Thursday, January 21, 2010

Change the combination on your luggage

After Dark Helmut extorts the code needed to suck out the atmosphere and learns it is 1-2-3-4-5 he declares that That's the stupidest combination I've ever heard of in my life! That's the kinda thing an idiot would have on his luggage! A few minutes later Mel Brooks is in the scene:

Well, folks, there are a lot of people who need to change the combination on their luggage. Or less metaphorically, there are a lot of people who need to change their password management practices.

A good password is hard to remember

Because of spectacularly bad security practices by Rockyou.com, 32 million passwords have been made public. There's a detailed report (PDF) by iMPERVA and a summary article at net-security.org.

What we know is that the number of distinct good passwords that people can remember can be counted on our fingers (maybe just the fingers of one hand). Good passwords are hard to remember. This means that people will either

  1. Use bad, easy to remember passwords
  2. Use the same password (or predictable variants of the same password) from site to site
  3. Some combination of the two

This makes passwords very easy to compromise. If one site gets compromised (like RockYou), and your banking password is predictable from your RockYou password, then it isn't hard to gain access to your bank account.

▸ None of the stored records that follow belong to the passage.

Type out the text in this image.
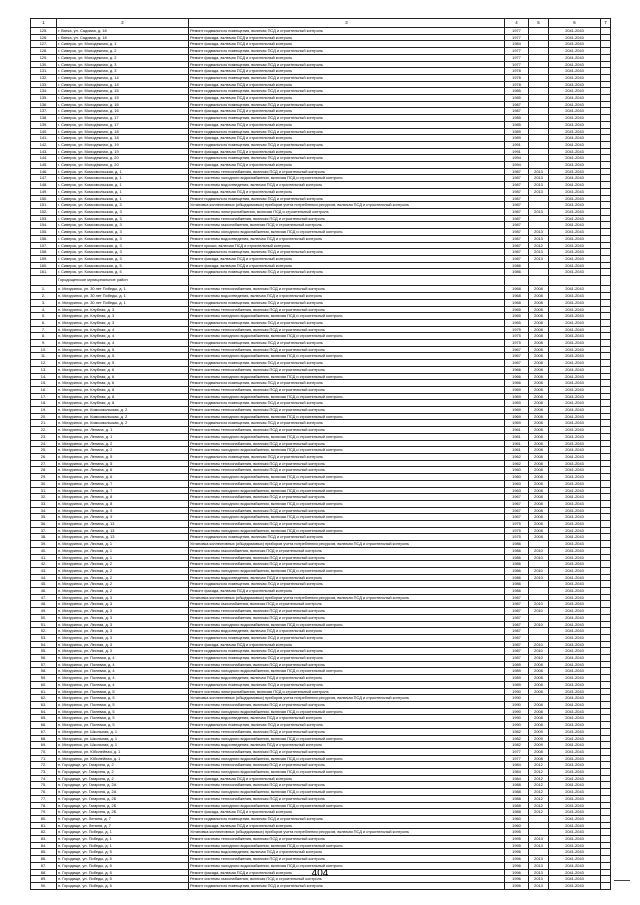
1	2	3	4	5	6	7
125.	г. Вятка, ул. Садовая, д. 18	Ремонт подвального помещения, включая ПСД и строительный контроль	1977		2041-2043	
126.	г. Вятка, ул. Садовая, д. 18	Ремонт фасада, включая ПСД и строительный контроль	1977		2041-2043	
127.	г. Сиверск, ул. Молодежная, д. 1	Ремонт фасада, включая ПСД и строительный контроль	1984		2041-2043	
128.	г. Сиверск, ул. Молодежная, д. 2	Ремонт подвального помещения, включая ПСД и строительный контроль	1977		2041-2043	
129.	г. Сиверск, ул. Молодежная, д. 2	Ремонт фасада, включая ПСД и строительный контроль	1977		2041-2043	
130.	г. Сиверск, ул. Молодежная, д. 3	Ремонт подвального помещения, включая ПСД и строительный контроль	1977		2041-2043	
131.	г. Сиверск, ул. Молодежная, д. 3	Ремонт фасада, включая ПСД и строительный контроль	1978		2041-2043	
132.	г. Сиверск, ул. Молодежная, д. 14	Ремонт подвального помещения, включая ПСД и строительный контроль	1978		2041-2043	
133.	г. Сиверск, ул. Молодежная, д. 14	Ремонт фасада, включая ПСД и строительный контроль	1978		2041-2043	
134.	г. Сиверск, ул. Молодежная, д. 15	Ремонт подвального помещения, включая ПСД и строительный контроль	1985		2041-2043	
135.	г. Сиверск, ул. Молодежная, д. 15	Ремонт фасада, включая ПСД и строительный контроль	1985		2041-2043	
136.	г. Сиверск, ул. Молодежная, д. 16	Ремонт подвального помещения, включая ПСД и строительный контроль	1987		2041-2043	
137.	г. Сиверск, ул. Молодежная, д. 16	Ремонт фасада, включая ПСД и строительный контроль	1987		2041-2043	
138.	г. Сиверск, ул. Молодежная, д. 17	Ремонт подвального помещения, включая ПСД и строительный контроль	1985		2041-2043	
139.	г. Сиверск, ул. Молодежная, д. 17	Ремонт фасада, включая ПСД и строительный контроль	1985		2041-2043	
140.	г. Сиверск, ул. Молодежная, д. 18	Ремонт подвального помещения, включая ПСД и строительный контроль	1989		2041-2043	
141.	г. Сиверск, ул. Молодежная, д. 18	Ремонт фасада, включая ПСД и строительный контроль	1989		2041-2043	
142.	г. Сиверск, ул. Молодежная, д. 19	Ремонт подвального помещения, включая ПСД и строительный контроль	1991		2041-2043	
143.	г. Сиверск, ул. Молодежная, д. 19	Ремонт фасада, включая ПСД и строительный контроль	1991		2041-2043	
144.	г. Сиверск, ул. Молодежная, д. 20	Ремонт подвального помещения, включая ПСД и строительный контроль	1994		2041-2043	
145.	г. Сиверск, ул. Молодежная, д. 20	Ремонт фасада, включая ПСД и строительный контроль	1994		2041-2043	
146.	г. Сиверск, ул. Комсомольская, д. 1	Ремонт системы теплоснабжения, включая ПСД и строительный контроль	1987	2013	2041-2043	
147.	г. Сиверск, ул. Комсомольская, д. 1	Ремонт системы холодного водоснабжения, включая ПСД и строительный контроль	1987	2013	2041-2043	
148.	г. Сиверск, ул. Комсомольская, д. 1	Ремонт системы водоотведения, включая ПСД и строительный контроль	1987	2013	2041-2043	
149.	г. Сиверск, ул. Комсомольская, д. 1	Ремонт фасада, включая ПСД и строительный контроль	1987	2013	2041-2043	
150.	г. Сиверск, ул. Комсомольская, д. 1	Ремонт подвального помещения, включая ПСД и строительный контроль	1987		2041-2043	
151.	г. Сиверск, ул. Комсомольская, д. 3	Установка коллективных (общедомовых) приборов учета потребления ресурсов, включая ПСД и строительный контроль	1987		2041-2043	
152.	г. Сиверск, ул. Комсомольская, д. 3	Ремонт системы электроснабжения, включая ПСД и строительный контроль	1987	2013	2041-2043	
153.	г. Сиверск, ул. Комсомольская, д. 3	Ремонт системы теплоснабжения, включая ПСД и строительный контроль	1987		2041-2043	
154.	г. Сиверск, ул. Комсомольская, д. 3	Ремонт системы газоснабжения, включая ПСД и строительный контроль	1987		2041-2043	
155.	г. Сиверск, ул. Комсомольская, д. 3	Ремонт системы холодного водоснабжения, включая ПСД и строительный контроль	1987	2013	2041-2043	
156.	г. Сиверск, ул. Комсомольская, д. 3	Ремонт системы водоотведения, включая ПСД и строительный контроль	1987	2013	2041-2043	
157.	г. Сиверск, ул. Комсомольская, д. 3	Ремонт крыши, включая ПСД и строительный контроль	1987	2012	2041-2043	
158.	г. Сиверск, ул. Комсомольская, д. 3	Ремонт подвального помещения, включая ПСД и строительный контроль	1987	2013	2041-2043	
159.	г. Сиверск, ул. Комсомольская, д. 3	Ремонт фасада, включая ПСД и строительный контроль	1987	2013	2041-2043	
160.	г. Сиверск, ул. Комсомольская, д. 5	Ремонт фасада, включая ПСД и строительный контроль	1986		2041-2043	
161.	г. Сиверск, ул. Комсомольская, д. 5	Ремонт подвального помещения, включая ПСД и строительный контроль	1986		2041-2043	
	Городищенское муниципальное район					
1.	п. Мичуринск, ул. 30 лет Победы, д. 1	Ремонт системы теплоснабжения, включая ПСД и строительный контроль	1968	2008	2041-2043	
2.	п. Мичуринск, ул. 30 лет Победы, д. 1	Ремонт системы водоотведения, включая ПСД и строительный контроль	1968	2008	2041-2043	
3.	п. Мичуринск, ул. 30 лет Победы, д. 1	Ремонт подвального помещения, включая ПСД и строительный контроль	1968	2008	2041-2043	
4.	п. Мичуринск, ул. Клубная, д. 3	Ремонт системы теплоснабжения, включая ПСД и строительный контроль	1965	2008	2041-2043	
5.	п. Мичуринск, ул. Клубная, д. 3	Ремонт системы холодного водоснабжения, включая ПСД и строительный контроль	1965	2008	2041-2043	
6.	п. Мичуринск, ул. Клубная, д. 3	Ремонт подвального помещения, включая ПСД и строительный контроль	1965	2008	2041-2043	
7.	п. Мичуринск, ул. Клубная, д. 4	Ремонт системы теплоснабжения, включая ПСД и строительный контроль	1975	2008	2041-2043	
8.	п. Мичуринск, ул. Клубная, д. 4	Ремонт системы холодного водоснабжения, включая ПСД и строительный контроль	1975	2008	2041-2043	
9.	п. Мичуринск, ул. Клубная, д. 4	Ремонт подвального помещения, включая ПСД и строительный контроль	1975	2008	2041-2043	
10.	п. Мичуринск, ул. Клубная, д. 5	Ремонт системы теплоснабжения, включая ПСД и строительный контроль	1967	2008	2041-2043	
11.	п. Мичуринск, ул. Клубная, д. 5	Ремонт системы холодного водоснабжения, включая ПСД и строительный контроль	1967	2008	2041-2043	
12.	п. Мичуринск, ул. Клубная, д. 5	Ремонт подвального помещения, включая ПСД и строительный контроль	1967	2008	2041-2043	
13.	п. Мичуринск, ул. Клубная, д. 6	Ремонт системы теплоснабжения, включая ПСД и строительный контроль	1966	2008	2041-2043	
14.	п. Мичуринск, ул. Клубная, д. 6	Ремонт системы холодного водоснабжения, включая ПСД и строительный контроль	1966	2008	2041-2043	
15.	п. Мичуринск, ул. Клубная, д. 6	Ремонт подвального помещения, включая ПСД и строительный контроль	1966	2008	2041-2043	
16.	п. Мичуринск, ул. Клубная, д. 8	Ремонт системы теплоснабжения, включая ПСД и строительный контроль	1969	2008	2041-2043	
17.	п. Мичуринск, ул. Клубная, д. 8	Ремонт системы холодного водоснабжения, включая ПСД и строительный контроль	1969	2008	2041-2043	
18.	п. Мичуринск, ул. Клубная, д. 8	Ремонт подвального помещения, включая ПСД и строительный контроль	1969	2008	2041-2043	
19.	п. Мичуринск, ул. Комсомольская, д. 2	Ремонт системы теплоснабжения, включая ПСД и строительный контроль	1969	2008	2041-2043	
20.	п. Мичуринск, ул. Комсомольская, д. 2	Ремонт системы холодного водоснабжения, включая ПСД и строительный контроль	1969	2008	2041-2043	
21.	п. Мичуринск, ул. Комсомольская, д. 2	Ремонт подвального помещения, включая ПСД и строительный контроль	1969	2008	2041-2043	
22.	п. Мичуринск, ул. Ленина, д. 1	Ремонт системы теплоснабжения, включая ПСД и строительный контроль	1961	2008	2041-2043	
23.	п. Мичуринск, ул. Ленина, д. 1	Ремонт системы холодного водоснабжения, включая ПСД и строительный контроль	1961	2008	2041-2043	
24.	п. Мичуринск, ул. Ленина, д. 2	Ремонт системы теплоснабжения, включая ПСД и строительный контроль	1961	2008	2041-2043	
25.	п. Мичуринск, ул. Ленина, д. 2	Ремонт системы холодного водоснабжения, включая ПСД и строительный контроль	1961	2008	2041-2043	
26.	п. Мичуринск, ул. Ленина, д. 5	Ремонт подвального помещения, включая ПСД и строительный контроль	1962	2008	2041-2043	
27.	п. Мичуринск, ул. Ленина, д. 5	Ремонт системы теплоснабжения, включая ПСД и строительный контроль	1962	2008	2041-2043	
28.	п. Мичуринск, ул. Ленина, д. 6	Ремонт системы теплоснабжения, включая ПСД и строительный контроль	1960	2008	2041-2043	
29.	п. Мичуринск, ул. Ленина, д. 6	Ремонт системы холодного водоснабжения, включая ПСД и строительный контроль	1960	2008	2041-2043	
30.	п. Мичуринск, ул. Ленина, д. 7	Ремонт системы теплоснабжения, включая ПСД и строительный контроль	1963	2008	2041-2043	
31.	п. Мичуринск, ул. Ленина, д. 7	Ремонт системы холодного водоснабжения, включая ПСД и строительный контроль	1963	2008	2041-2043	
32.	п. Мичуринск, ул. Ленина, д. 8	Ремонт системы теплоснабжения, включая ПСД и строительный контроль	1967	2008	2041-2043	
33.	п. Мичуринск, ул. Ленина, д. 8	Ремонт системы холодного водоснабжения, включая ПСД и строительный контроль	1967	2008	2041-2043	
34.	п. Мичуринск, ул. Ленина, д. 9	Ремонт системы теплоснабжения, включая ПСД и строительный контроль	1967	2008	2041-2043	
35.	п. Мичуринск, ул. Ленина, д. 9	Ремонт системы холодного водоснабжения, включая ПСД и строительный контроль	1967	2008	2041-2043	
36.	п. Мичуринск, ул. Ленина, д. 13	Ремонт системы теплоснабжения, включая ПСД и строительный контроль	1975	2008	2041-2043	
37.	п. Мичуринск, ул. Ленина, д. 13	Ремонт системы холодного водоснабжения, включая ПСД и строительный контроль	1975	2008	2041-2043	
38.	п. Мичуринск, ул. Ленина, д. 13	Ремонт подвального помещения, включая ПСД и строительный контроль	1975	2008	2041-2043	
39.	п. Мичуринск, ул. Лесная, д. 1	Установка коллективных (общедомовых) приборов учета потребления ресурсов, включая ПСД и строительный контроль	1986		2041-2043	
40.	п. Мичуринск, ул. Лесная, д. 1	Ремонт системы газоснабжения, включая ПСД и строительный контроль	1986	2010	2041-2043	
41.	п. Мичуринск, ул. Лесная, д. 1	Ремонт системы теплоснабжения, включая ПСД и строительный контроль	1986	2010	2041-2043	
42.	п. Мичуринск, ул. Лесная, д. 2	Ремонт системы теплоснабжения, включая ПСД и строительный контроль	1986		2041-2043	
43.	п. Мичуринск, ул. Лесная, д. 2	Ремонт системы холодного водоснабжения, включая ПСД и строительный контроль	1986	2010	2041-2043	
44.	п. Мичуринск, ул. Лесная, д. 2	Ремонт системы водоотведения, включая ПСД и строительный контроль	1986	2010	2041-2043	
45.	п. Мичуринск, ул. Лесная, д. 2	Ремонт подвального помещения, включая ПСД и строительный контроль	1986		2041-2043	
46.	п. Мичуринск, ул. Лесная, д. 2	Ремонт фасада, включая ПСД и строительный контроль	1986		2041-2043	
47.	п. Мичуринск, ул. Лесная, д. 3	Установка коллективных (общедомовых) приборов учета потребления ресурсов, включая ПСД и строительный контроль	1987		2041-2043	
48.	п. Мичуринск, ул. Лесная, д. 3	Ремонт системы газоснабжения, включая ПСД и строительный контроль	1987	2010	2041-2043	
49.	п. Мичуринск, ул. Лесная, д. 3	Ремонт системы теплоснабжения, включая ПСД и строительный контроль	1987	2010	2041-2043	
50.	п. Мичуринск, ул. Лесная, д. 3	Ремонт системы теплоснабжения, включая ПСД и строительный контроль	1987		2041-2043	
51.	п. Мичуринск, ул. Лесная, д. 3	Ремонт системы холодного водоснабжения, включая ПСД и строительный контроль	1987	2010	2041-2043	
52.	п. Мичуринск, ул. Лесная, д. 3	Ремонт системы водоотведения, включая ПСД и строительный контроль	1987		2041-2043	
53.	п. Мичуринск, ул. Лесная, д. 3	Ремонт подвального помещения, включая ПСД и строительный контроль	1987		2041-2043	
54.	п. Мичуринск, ул. Лесная, д. 3	Ремонт фасада, включая ПСД и строительный контроль	1987	2010	2041-2043	
55.	п. Мичуринск, ул. Лесная, д. 3	Ремонт подвального помещения, включая ПСД и строительный контроль	1987	2010	2041-2043	
56.	п. Мичуринск, ул. Полевая, д. 4	Ремонт подвального помещения, включая ПСД и строительный контроль	1987	2010	2041-2043	
57.	п. Мичуринск, ул. Полевая, д. 4	Ремонт системы теплоснабжения, включая ПСД и строительный контроль	1989	2008	2041-2043	
58.	п. Мичуринск, ул. Полевая, д. 4	Ремонт системы холодного водоснабжения, включая ПСД и строительный контроль	1989	2008	2041-2043	
59.	п. Мичуринск, ул. Полевая, д. 4	Ремонт системы водоотведения, включая ПСД и строительный контроль	1989	2008	2041-2043	
60.	п. Мичуринск, ул. Полевая, д. 4	Ремонт подвального помещения, включая ПСД и строительный контроль	1989	2008	2041-2043	
61.	п. Мичуринск, ул. Полевая, д. 5	Ремонт системы электроснабжения, включая ПСД и строительный контроль	1990	2008	2041-2043	
62.	п. Мичуринск, ул. Полевая, д. 5	Установка коллективных (общедомовых) приборов учета потребления ресурсов, включая ПСД и строительный контроль	1990		2041-2043	
63.	п. Мичуринск, ул. Полевая, д. 5	Ремонт системы теплоснабжения, включая ПСД и строительный контроль	1990	2008	2041-2043	
64.	п. Мичуринск, ул. Полевая, д. 5	Ремонт системы холодного водоснабжения, включая ПСД и строительный контроль	1990	2008	2041-2043	
65.	п. Мичуринск, ул. Полевая, д. 5	Ремонт системы водоотведения, включая ПСД и строительный контроль	1990	2008	2041-2043	
66.	п. Мичуринск, ул. Полевая, д. 5	Ремонт подвального помещения, включая ПСД и строительный контроль	1990	2008	2041-2043	
67.	п. Мичуринск, ул. Школьная, д. 1	Ремонт системы теплоснабжения, включая ПСД и строительный контроль	1982	2009	2041-2043	
68.	п. Мичуринск, ул. Школьная, д. 1	Ремонт системы холодного водоснабжения, включая ПСД и строительный контроль	1982	2009	2041-2043	
69.	п. Мичуринск, ул. Школьная, д. 1	Ремонт системы водоотведения, включая ПСД и строительный контроль	1982	2009	2041-2043	
70.	п. Мичуринск, ул. Юбилейная, д. 1	Ремонт системы теплоснабжения, включая ПСД и строительный контроль	1977	2008	2041-2043	
71.	п. Мичуринск, ул. Юбилейная, д. 1	Ремонт системы холодного водоснабжения, включая ПСД и строительный контроль	1977	2008	2041-2043	
72.	п. Городище, ул. Гагарина, д. 2	Ремонт системы теплоснабжения, включая ПСД и строительный контроль	1984	2012	2041-2043	
73.	п. Городище, ул. Гагарина, д. 2	Ремонт системы холодного водоснабжения, включая ПСД и строительный контроль	1984	2012	2041-2043	
74.	п. Городище, ул. Гагарина, д. 2	Ремонт фасада, включая ПСД и строительный контроль	1984	2012	2041-2043	
75.	п. Городище, ул. Гагарина, д. 2А	Ремонт системы теплоснабжения, включая ПСД и строительный контроль	1988	2012	2041-2043	
76.	п. Городище, ул. Гагарина, д. 2А	Ремонт системы холодного водоснабжения, включая ПСД и строительный контроль	1988	2012	2041-2043	
77.	п. Городище, ул. Гагарина, д. 2Б	Ремонт системы теплоснабжения, включая ПСД и строительный контроль	1988	2012	2041-2043	
78.	п. Городище, ул. Гагарина, д. 2Б	Ремонт системы холодного водоснабжения, включая ПСД и строительный контроль	1988	2012	2041-2043	
79.	п. Городище, ул. Гагарина, д. 2Б	Ремонт фасада, включая ПСД и строительный контроль	1988	2012	2041-2043	
80.	п. Городище, ул. Ленина, д. 7	Ремонт подвального помещения, включая ПСД и строительный контроль	1960		2041-2043	
81.	п. Городище, ул. Ленина, д. 7	Ремонт фасада, включая ПСД и строительный контроль	1960		2041-2043	
82.	п. Городище, ул. Победы, д. 1	Установка коллективных (общедомовых) приборов учета потребления ресурсов, включая ПСД и строительный контроль	1995		2041-2043	
83.	п. Городище, ул. Победы, д. 1	Ремонт системы теплоснабжения, включая ПСД и строительный контроль	1995	2013	2041-2043	
84.	п. Городище, ул. Победы, д. 1	Ремонт системы холодного водоснабжения, включая ПСД и строительный контроль	1995	2013	2041-2043	
85.	п. Городище, ул. Победы, д. 5	Ремонт системы водоотведения, включая ПСД и строительный контроль	1996		2041-2043	
86.	п. Городище, ул. Победы, д. 5	Ремонт системы теплоснабжения, включая ПСД и строительный контроль	1996	2013	2041-2043	
87.	п. Городище, ул. Победы, д. 5	Ремонт системы холодного водоснабжения, включая ПСД и строительный контроль	1996	2013	2041-2043	
88.	п. Городище, ул. Победы, д. 5	Ремонт фасада, включая ПСД и строительный контроль	1996	2013	2041-2043	
89.	п. Городище, ул. Победы, д. 5	Ремонт системы газоснабжения, включая ПСД и строительный контроль	1996	2013	2041-2043	
90.	п. Городище, ул. Победы, д. 5	Ремонт подвального помещения, включая ПСД и строительный контроль	1996	2013	2041-2043	
404
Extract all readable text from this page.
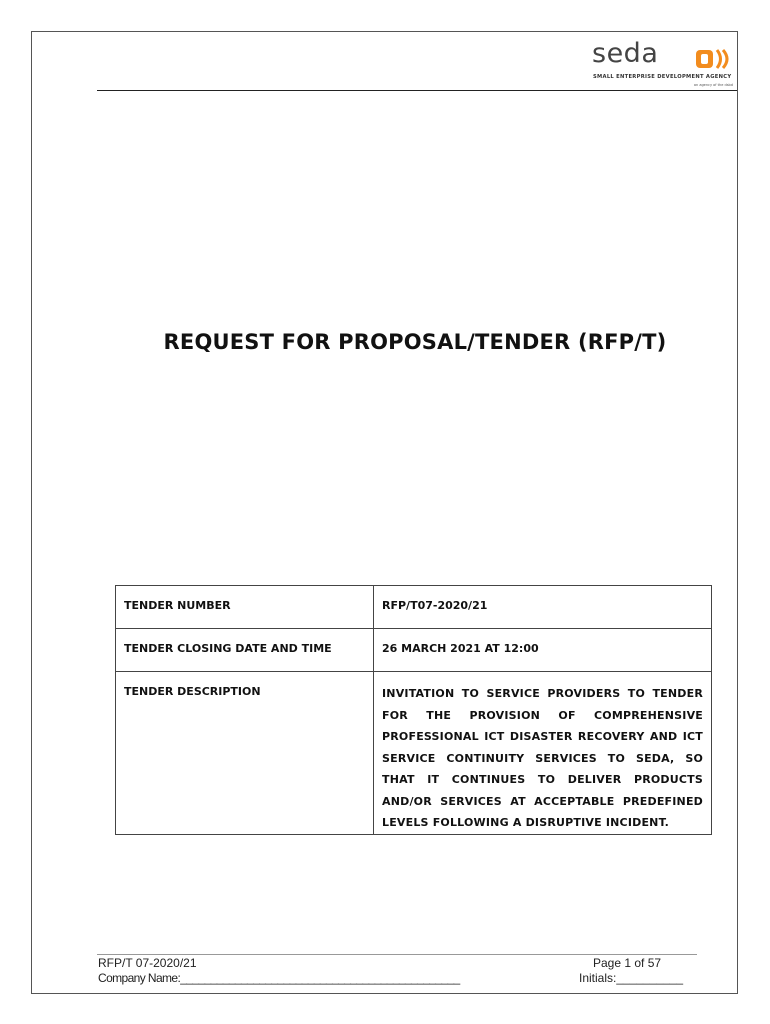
seda
SMALL ENTERPRISE DEVELOPMENT AGENCY
an agency of the dsbd
REQUEST FOR PROPOSAL/TENDER (RFP/T)
TENDER NUMBER	RFP/T07-2020/21
TENDER CLOSING DATE AND TIME	26 MARCH 2021 AT 12:00
TENDER DESCRIPTION	INVITATION TO SERVICE PROVIDERS TO TENDER FOR THE PROVISION OF COMPREHENSIVE PROFESSIONAL ICT DISASTER RECOVERY AND ICT SERVICE CONTINUITY SERVICES TO SEDA, SO THAT IT CONTINUES TO DELIVER PRODUCTS AND/OR SERVICES AT ACCEPTABLE PREDEFINED LEVELS FOLLOWING A DISRUPTIVE INCIDENT.
RFP/T 07-2020/21	Page 1 of 57
Company Name:______________________________________________	Initials:__________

Password management software is the solution

This problem is not new. Security experts have known for a long time that human psychology is the limit on good passwords. Fortunately there is a solution. Password management software. I only have a few minutes to write this post, so I won't go into detail. But for Mac OS X, I strongly recommend 1Password. For everyone else I recommend KeePass. And if you are the kind of person who sticks with the same web browser, than you could get by with the password management system that is built into all modern browsers. Those aren't as good or as flexible as 1Password or KeePass, but the are better than nothing.

With those tools, you only need to remember your master password, and let the software provide strong, distinct passwords for each site you visit. You never need to know what those individual passwords are.

Update: After finally getting a chance this afternoon to look at the morning news paper, I see that there is a front page article in the New York Times about this. Unfortunately that article (at least the print version) does not mention password management systems.

Regarding the software I've recommended, I have no vested interest in either KeePass or 1Password or any particular password management system. I am a happy and enthusiastic customer of 1Password and an active participant on their support forums. Like every user of the Internet, I do benefit from others behaving more securely.